Le géant pharmaceutique Gilead, qui cristallise des critiques depuis le début de l'épidémie de Covid-19, a fixé le prix de son antiviral remdesivir à 390 dollars par doses aux Etats-Unis et dans les pays développés.
L'antiviral remdesivir, jusqu'à présent présenté comme le seul à avoir démontré une efficacité contre le Covid-19 dans des essais cliniques, sera vendu 390 dollars (environ 348 euros) par doses aux Etats-Unis et dans les pays développés, a annoncé la multinationale Gilead dans un communiqué, le 29 juin. Le prix, a assuré le laboratoire dont le siège est en Californie, sera nettement inférieur dans les pays en voie de développement grâce à des partenariats avec des fabricants de médicaments génériques.
La durée moyenne d'un traitement au remdesivir contre le Covid-19 est estimée par le laboratoire à cinq jours avec six doses administrées, pour un coût de 2 340 dollars (2 090 euros environ) par patient.
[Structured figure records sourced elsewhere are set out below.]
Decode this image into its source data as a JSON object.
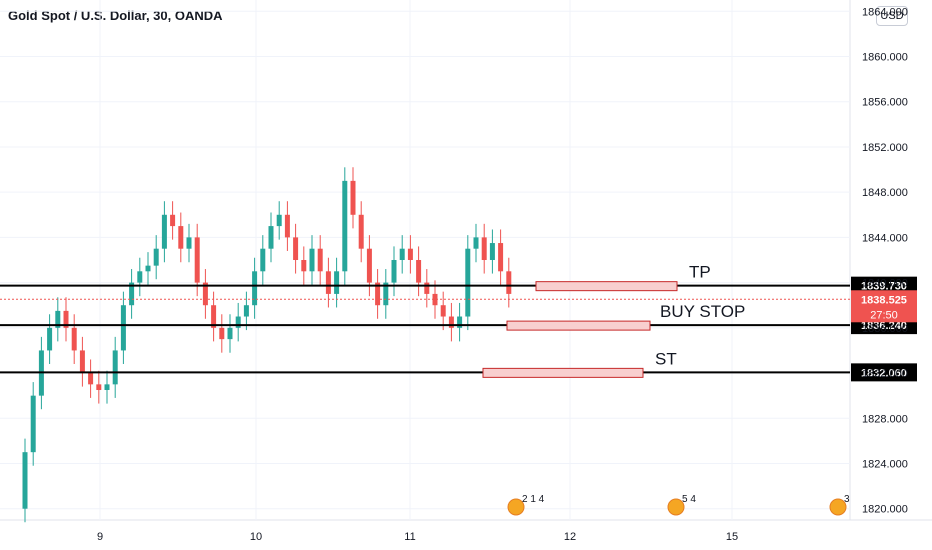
{
  "header": {
    "title": "Gold Spot / U.S. Dollar, 30, OANDA",
    "currency_button": "USD"
  },
  "colors": {
    "up": "#26a69a",
    "down": "#ef5350",
    "level": "#000000",
    "box_fill": "#f8cfcf",
    "box_stroke": "#c62828",
    "price_tag": "#ef5350",
    "grid": "#f0f3fa"
  },
  "chart_data": {
    "type": "candlestick",
    "title": "Gold Spot / U.S. Dollar, 30, OANDA",
    "ylim": [
      1819,
      1865
    ],
    "y_ticks": [
      "1820.000",
      "1824.000",
      "1828.000",
      "1832.000",
      "1836.000",
      "1840.000",
      "1844.000",
      "1848.000",
      "1852.000",
      "1856.000",
      "1860.000",
      "1864.000"
    ],
    "x_ticks": [
      "9",
      "10",
      "11",
      "12",
      "15"
    ],
    "levels": [
      {
        "label": "TP",
        "price": 1839.73,
        "price_label": "1839.730"
      },
      {
        "label": "BUY STOP",
        "price": 1836.24,
        "price_label": "1836.240"
      },
      {
        "label": "ST",
        "price": 1832.06,
        "price_label": "1832.060"
      }
    ],
    "current_price": {
      "price": 1838.525,
      "label": "1838.525",
      "countdown": "27:50"
    },
    "series": [
      {
        "name": "",
        "points": [
          [
            0,
            1820,
            1825
          ],
          [
            1,
            1825,
            1830
          ],
          [
            2,
            1830,
            1834
          ],
          [
            3,
            1834,
            1836
          ],
          [
            4,
            1836,
            1837.5
          ],
          [
            5,
            1837.5,
            1836
          ],
          [
            6,
            1836,
            1834
          ],
          [
            7,
            1834,
            1832
          ],
          [
            8,
            1832,
            1831
          ],
          [
            9,
            1831,
            1830.5
          ],
          [
            10,
            1830.5,
            1831
          ],
          [
            11,
            1831,
            1834
          ],
          [
            12,
            1834,
            1838
          ],
          [
            13,
            1838,
            1840
          ],
          [
            14,
            1840,
            1841
          ],
          [
            15,
            1841,
            1841.5
          ],
          [
            16,
            1841.5,
            1843
          ],
          [
            17,
            1843,
            1846
          ],
          [
            18,
            1846,
            1845
          ],
          [
            19,
            1845,
            1843
          ],
          [
            20,
            1843,
            1844
          ],
          [
            21,
            1844,
            1840
          ],
          [
            22,
            1840,
            1838
          ],
          [
            23,
            1838,
            1836
          ],
          [
            24,
            1836,
            1835
          ],
          [
            25,
            1835,
            1836
          ],
          [
            26,
            1836,
            1837
          ],
          [
            27,
            1837,
            1838
          ],
          [
            28,
            1838,
            1841
          ],
          [
            29,
            1841,
            1843
          ],
          [
            30,
            1843,
            1845
          ],
          [
            31,
            1845,
            1846
          ],
          [
            32,
            1846,
            1844
          ],
          [
            33,
            1844,
            1842
          ],
          [
            34,
            1842,
            1841
          ],
          [
            35,
            1841,
            1843
          ],
          [
            36,
            1843,
            1841
          ],
          [
            37,
            1841,
            1839
          ],
          [
            38,
            1839,
            1841
          ],
          [
            39,
            1841,
            1849
          ],
          [
            40,
            1849,
            1846
          ],
          [
            41,
            1846,
            1843
          ],
          [
            42,
            1843,
            1840
          ],
          [
            43,
            1840,
            1838
          ],
          [
            44,
            1838,
            1840
          ],
          [
            45,
            1840,
            1842
          ],
          [
            46,
            1842,
            1843
          ],
          [
            47,
            1843,
            1842
          ],
          [
            48,
            1842,
            1840
          ],
          [
            49,
            1840,
            1839
          ],
          [
            50,
            1839,
            1838
          ],
          [
            51,
            1838,
            1837
          ],
          [
            52,
            1837,
            1836
          ],
          [
            53,
            1836,
            1837
          ],
          [
            54,
            1837,
            1843
          ],
          [
            55,
            1843,
            1844
          ],
          [
            56,
            1844,
            1842
          ],
          [
            57,
            1842,
            1843.5
          ],
          [
            58,
            1843.5,
            1841
          ],
          [
            59,
            1841,
            1839
          ]
        ],
        "o_h_l_c_from_point": "open,close"
      }
    ],
    "event_markers": [
      {
        "label": "2 1 4"
      },
      {
        "label": "5 4"
      },
      {
        "label": "3"
      }
    ]
  }
}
«En prenant l'exemple des Etats-Unis, une sortie d'hôpital précoce entraînerait des économies d'environ 12 000 dollars [10 714 euros environ] par patient», justifie le laboratoire dans son communiqué, précisant que l'«étude NIAID» avait prouvé que les patients traités avec l'antiviral se rétablissaient en moyenne quatre jours avant les autres malades.
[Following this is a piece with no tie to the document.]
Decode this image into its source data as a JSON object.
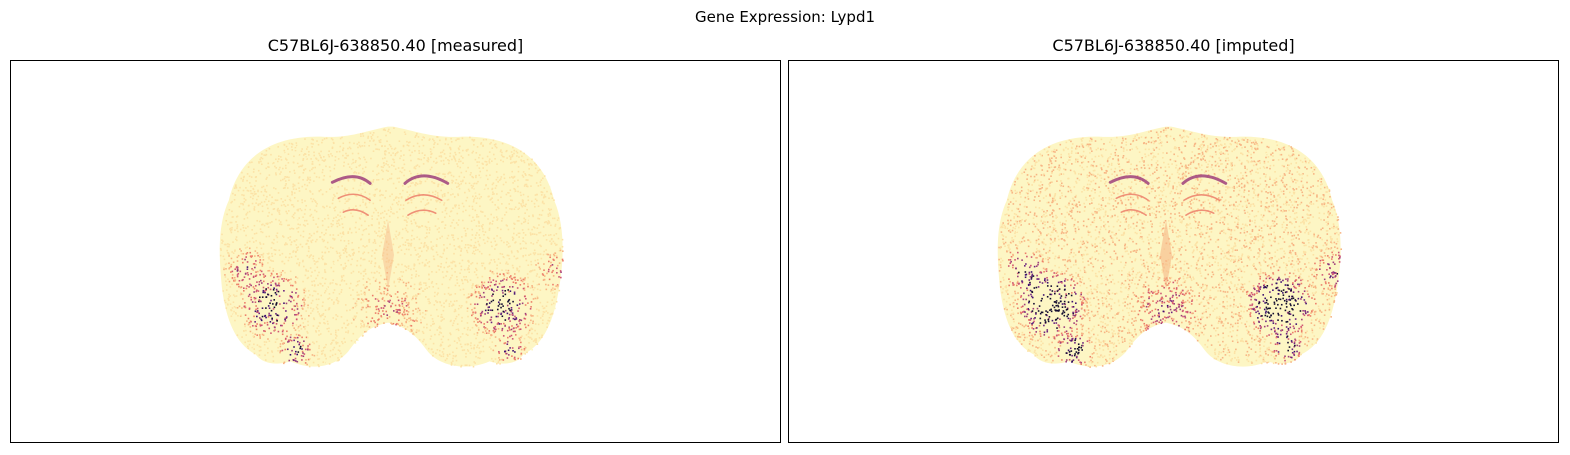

Bernie Sanders dénonce la «cupidité» de Gilead
Cependant, les entreprises de cette société ne sont pas du goût de tous aux Etats-Unis : «Leur cupidité doit être stoppée», a notamment tweeté l'ancien prétendant à l'investiture démocrate Bernie Sanders à l'égard du laboratoire.
Their greed must be stopped.
Le sénateur socialiste du Vermont s'est indigné que cette société vaille «désormais plus de 15 milliards de dollars de plus qu'avant la pandémie», par la prévision «d'énormes profits en facturant plus de 3 000 dollars pour un médicament qu'ils avaient déjà développé il y a des années». Business Insider rapporte de fait que la société pharmaceutique a vu sa capitalisation augmenter de 15, 7 milliards de dollars (13,98 milliards d'euros), depuis le début de la crise du Covid-19.
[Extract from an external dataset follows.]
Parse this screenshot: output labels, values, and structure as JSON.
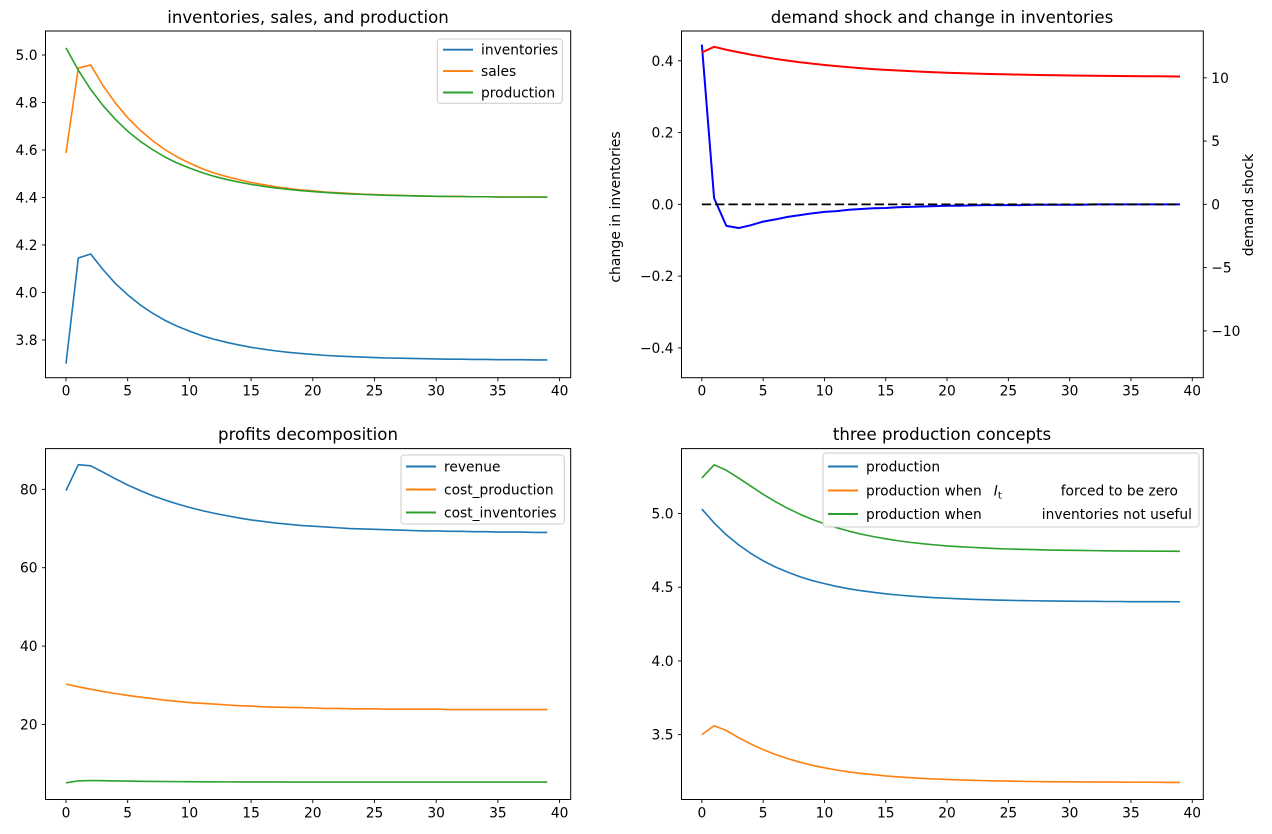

En France, le professeur Didier Raoult, promoteur d'un traitement à l'hydroxichloroquine contre le Covid-19 ( dont l'efficacité n'est pas reconnue selon plusieurs études internationales sur lesquelles se base l'OMS), a lui aussi directement mis en cause le géant américain lors de son audition par les députés le 24 juin : «Moi, j'ai été surpris de voir que le directeur de Gilead, devant le Premier ministre et devant le président de la République, tutoyait celui qui était en charge des essais thérapeutiques en France pour le Covid-19», a-t-il déclaré, évoquant un «écosystème» entre le laboratoire et certains scientifiques «dans lequel la vision qu'on a du monde est différente».
Il a par ailleurs invité les élus à se pencher sur le «listing» des infectiologues ayant des «conflits d'intérêts» avec le laboratoire et a dit n'avoir jamais vu un tel niveau «d'influence d'une seule compagnie» à l'occasion de cette crise.
Vers une autorisation de mise sur le marché en Union européenne ?
Initialement développé contre la fièvre hémorragique Ebola, le remdesivir, a été autorisé dans les cas d'urgences pour les malades du Covid-19 aux Etats-Unis, puis au Japon.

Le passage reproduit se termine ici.